Nombres
Actualizado:Nuestras palabras imponen al mundo sus formas. Esta es una de las enseñanzas del enigmático Lao-Tse en su Libro del camino y la virtud, escrito en el VI a. C.
Recuerdo a un chico con cierta discapacidad psíquica que entraba al parque, se acercaba a las palmeras y se demoraba oliendo sus troncos. Aquel gesto provocaba la hilaridad de quienes lo observaban. Acabaron llamándole el Catador de Palmeras. Eso fue antes de que el picudo rojo las devorara.
El paso de los años ha tenido que confluir con el discurrir lento de los siglos para que, ahora, la obra de Lao-Tse haya caído entre mis manos y le encuentre su sentido a la acción de aquel muchacho. Los seres humanos, con el uso de nuestros lenguajes naturales y formales, hemos acabando desvirtuando la esencia de todo lo que existe. Nombrar las cosas es un acto de pura fantasía. Con el verbo o con la fórmula matemática diferenciamos y clasificamos. Pero lo que es más nefasto para nuestra incomprensión del mundo es que construimos una foto estática y única de lo que por naturaleza es dinámico y diverso. Nos quedamos con la realidad petrificada de los nombres y dejamos de sentir el flujo continuo de la realidad, sea esto lo que sea.
El chico que olía las palmeras, libre a su modo de las cadenas que nos impone la tiranía simbólica de los signos, establecía con estos árboles, por medio de su olfato, una comunicación primordial, anterior a cualquier discernimiento, ordenación o verbalización.

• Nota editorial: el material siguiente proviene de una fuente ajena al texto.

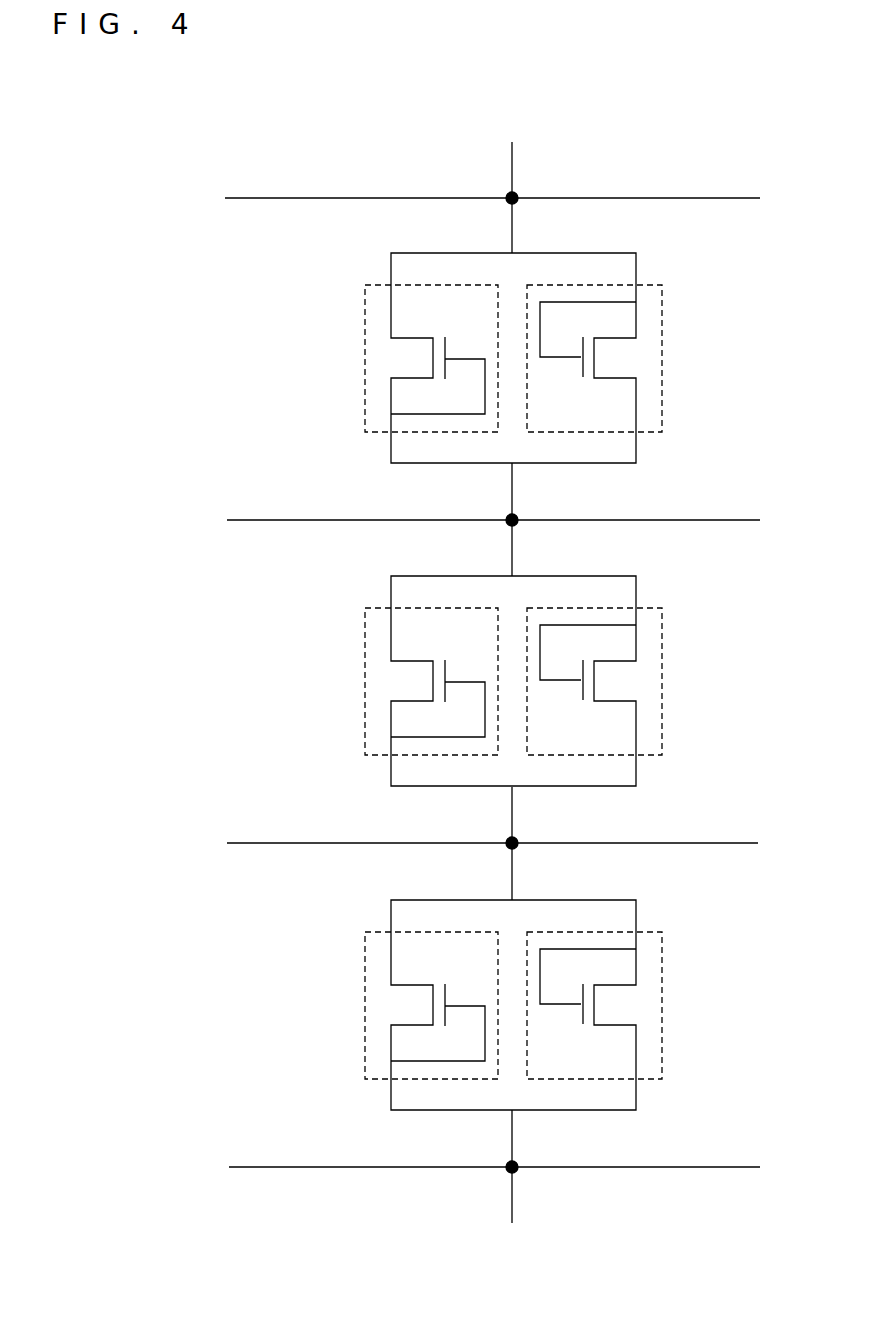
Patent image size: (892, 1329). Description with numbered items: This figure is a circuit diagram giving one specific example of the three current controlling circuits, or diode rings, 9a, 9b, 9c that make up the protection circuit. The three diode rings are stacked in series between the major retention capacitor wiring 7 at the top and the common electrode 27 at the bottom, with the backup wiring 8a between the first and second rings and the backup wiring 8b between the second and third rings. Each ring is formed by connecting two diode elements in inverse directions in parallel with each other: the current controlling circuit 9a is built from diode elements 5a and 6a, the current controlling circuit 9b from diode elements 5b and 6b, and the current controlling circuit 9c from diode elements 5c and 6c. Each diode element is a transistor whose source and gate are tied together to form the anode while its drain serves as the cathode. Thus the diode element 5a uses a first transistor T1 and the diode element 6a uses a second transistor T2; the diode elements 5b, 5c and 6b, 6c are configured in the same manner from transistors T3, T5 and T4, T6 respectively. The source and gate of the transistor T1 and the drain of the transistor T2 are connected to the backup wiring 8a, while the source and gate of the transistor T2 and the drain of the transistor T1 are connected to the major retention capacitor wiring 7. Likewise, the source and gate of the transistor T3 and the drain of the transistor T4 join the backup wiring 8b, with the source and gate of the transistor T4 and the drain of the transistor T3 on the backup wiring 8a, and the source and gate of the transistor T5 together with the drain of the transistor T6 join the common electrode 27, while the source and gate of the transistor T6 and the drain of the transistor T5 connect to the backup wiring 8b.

The major retention capacitor wiring 7 is at (268, 197).
The backup wiring 8a is at (270, 519).
The backup wiring 8b is at (271, 842).
The common electrode 27 is at (273, 1166).
The current controlling circuit 9a is at (691, 260).
The current controlling circuit 9b is at (534, 674).
The current controlling circuit 9c is at (533, 998).
The diode element 5a is at (365, 359).
The diode element 5b is at (400, 681).
The diode element 5c is at (400, 1005).
The diode element 6a is at (662, 361).
The diode element 6b is at (628, 681).
The diode element 6c is at (627, 1005).
The transistor T1 is at (413, 338).
The transistor T2 is at (618, 378).
The transistor T3 is at (438, 682).
The transistor T4 is at (588, 683).
The transistor T5 is at (438, 1006).
The transistor T6 is at (588, 1007).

Se acercaba a las palmeras con ese estado mental que propugna intuitivamente el tao, el de la vuelta al caos elemental de lo 'innombrable', de lo 'eternamente real', 'el vacío pleno de infinitas posibilidades' que ya existía antes de que el universo naciera. Una especie de retorno a aquella lejana infancia anterior al conocimiento de las palabras en la que el cerebro infantil permanece todavía abierto a toda la gama de percepciones, a la visión del continuo elemental que nuestra cognición acabará fragmentando y desvirtuando.
A quienes poseemos el verbo, y accedemos a través de su uso a los sistemas simbólicos que cada concreta cultura nos ofrece, nos está para siempre vedado el reingreso a ese mundo puro de percepciones. Es el precio que tenemos que pagar por esto que llamamos inteligencia y por su hijo más aventajado, ese que nos venden como progreso.
En nuestro mundo occidental heredamos de los griegos este universo lógico que nos hace repudiar el caos que habita en lo más profundo de toda razón. Estamos cómodamente instalados en la ficticia realidad de lo nombrado, en el hechizo que nos prohíbe el acceso sensorial a lo que es por su propia naturaleza inaprensible, en la visión mágica de las formas que nosotros mismos creamos, en la falsa consistencia de las metáforas y los conceptos que tan confiadamente manejamos.
Lao-Tse, contemporáneo de los presocráticos, nos recuerda que el caos primordial es el origen de todos los mundos, que bullen en él las infinitas posibilidades, que es anterior a todo tiempo y a todo espacio, que es la 'forma que incluye toda forma', previo tanto a lo que es como a lo que no es. Nos avisa que comprender el universo es admitir que es ajeno a todo control y nos advierte que es nadar contracorriente todo intento de dominio. Esto mismo nos enseñaba el chico que no se detenía ante su nombre y olía profundamente a las palmeras.